Sectors such as the airline, hospitality and entertainment industries have been particularly hard hit by measures designed to limit the spread of COVID-19 and are still struggling. But businesses in other sectors are now in a position to start planning their recoveries.

Kshitij Kumar, CDO at fashion retailer Farfetch, explains: “Companies who may not have made the data and digital transformation (unlike Farfetch) will now need to quickly become data-savvy and implement the processes, tools and ‘ways of working’ changes that go with becoming a cloud-first data company.”

Data Leaders are Having to do More with Less

Given the huge disruption the COVID-19 pandemic has caused, it should be no surprise that data and analytics budgets are feeling the squeeze.

While 21% of our European survey respondents expect their departments’ budgets to increase in the near future, most are finding that they now must do more with less. In fact, 41% expect their budgets to decrease in the months ahead, with 10% anticipating a decrease of at least 21%.

“COVID-19 has made you further focus on systems you're supporting that you shouldn't really be,” Gilbert says. “For example, we have some legacy systems that, when it comes to cutting costs, you can't cut them because they're still supporting necessary work.”

“I'm also seeing users asking for data that they've never asked for before,” she adds. “The data we need to look at is very different than the data we needed to look at before COVID-19.”

“We have some legacy systems that, when it comes to cutting  costs, you can't cut them because they're still supporting necessary work”

Wendy Gilbert, Director, Global Data and BI Products, Expedia Group

Even among the 38% of respondents who expect their budgets to remain stable, there is a clear need to revisit existing strategies to ensure they are still aligned with wider business objectives.

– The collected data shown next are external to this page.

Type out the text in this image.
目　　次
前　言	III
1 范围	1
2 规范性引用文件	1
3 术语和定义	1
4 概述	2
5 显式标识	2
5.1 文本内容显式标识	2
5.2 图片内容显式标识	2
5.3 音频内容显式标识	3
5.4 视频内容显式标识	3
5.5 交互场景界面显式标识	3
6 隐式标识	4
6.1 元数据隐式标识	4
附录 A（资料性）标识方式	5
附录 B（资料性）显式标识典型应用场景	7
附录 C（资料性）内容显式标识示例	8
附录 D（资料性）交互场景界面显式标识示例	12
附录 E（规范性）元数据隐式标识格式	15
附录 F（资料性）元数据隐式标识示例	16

Faced with rising demand for their services and declining budgets, 44% of our survey respondents are searching for opportunities to generate rapid cost savings.

“Team consolidation across data science, reporting and engineering to deliver process efficiencies at a lower cost has already taken place,” reports Tom Clements, Head of Data Science at holiday company Leisure Pass Group. “We are still yet to fully understand how our roadmap of projects will change moving forward. There are too many unknowns.”

“Our strategy already had some simplification built in, but now it's a much bigger focus,” Gilbert concludes. “How do we get down to where we get one single version of the truth as much as possible, so we don't have to maintain multiple systems?”

Integrating legacy systems with new technologies has always been a challenge for data and analytics executives, especially at large enterprises. Old technology drives costs up and slows the pace of innovation.

With COVID-19 putting data and analytics spend in the spotlight, we should see organizations taking strides towards modernization and simplifying their data and analytics architectures over the next 12 months.